54

AFTER THE REVELATIONS in Debbie’s office, the disputatious meeting with Ludovicci-Lint, and the unveiling, it seemed perhaps irrational that Sarah and I would fall into each other as we did, yet at the moment it felt natural. In the late morning we awoke wondering, What now? If that was a one-time final goodbye fuck or a merging of love leading to a future together, we both needed time to reflect, to absorb the possibilities of being together again. Had that night given Sarah a graceful, exonerating exit? Her actions gave no indication to the implicit, but unspoken question. We spoke little about the new truths we heard in Debbie’s office, we needed to let the emotions and acts find their place in our hearts and heads, become comprehensible. At last we agreed she’d come to India after the show, and we’d try to rebuild the trust and love that had been so good for so many years and somewhere, even before I knew, turned against us.

On her way to Kugliani’s Hampton’s home, Sarah went with me to the airport, where six months before I’d gone alone. I’d left New York then feeling like a metaphysical paralytic cemented in a Beckett-like static time, aching for my own death as the silent blip … blip … blip … on the monitor of my mind played and replayed the known vision of my son dying, and the unknown image of my wife screwing another man.
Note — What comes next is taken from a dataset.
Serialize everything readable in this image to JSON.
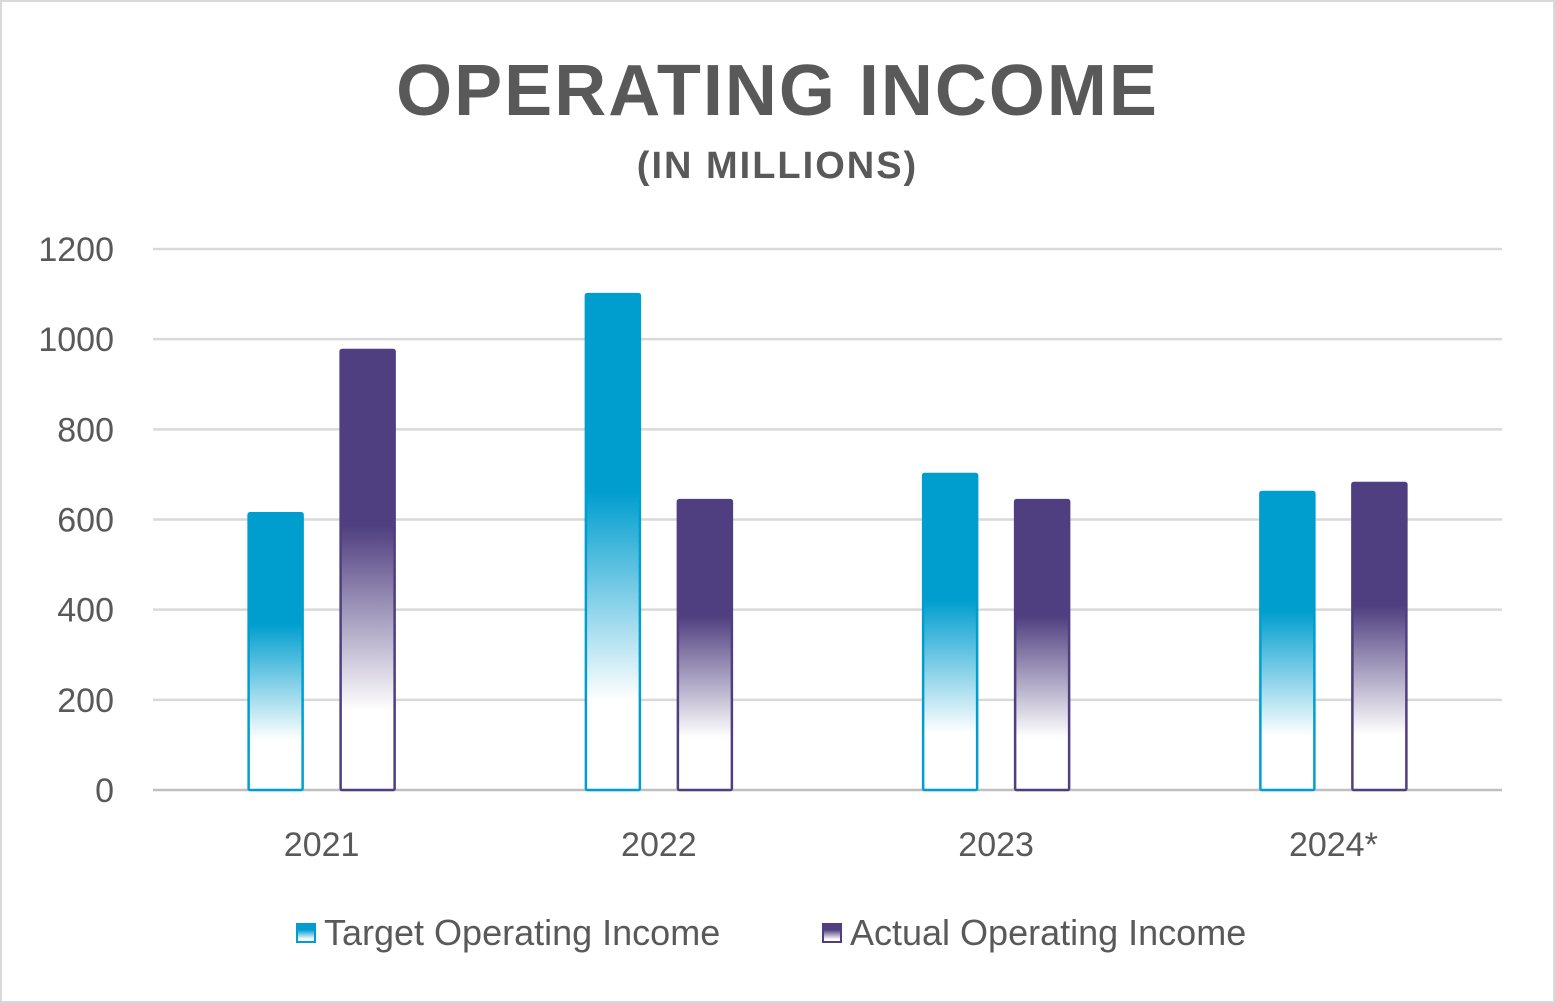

Denying I was searching for anything but silence until Levi exposed my empty denial, that begged the question, What do you search for after there is no longer a search for god?

That day, no less laden but hating myself less, less lost but not yet found, still godless and faithless, still a walking dialectic—loving Sarah and newly befuddled and furious at Sarah, missing Sarah, wanting to be with her forever and never see her again, but wanting less to die myself, we parted—and as the 747 lifted off and the spires of Manhattan and the pyres of Brooklyn and Queens and New Jersey merged into a sunset sky of pink and gray, wounded yet scarring, with a quixotic mix of hope and despair, and an odd, unreasoned belief that a future existed beyond Castor’s death, my gut told me that I was leaving New York, where forever I would be from, for the last time when I could call The City my home.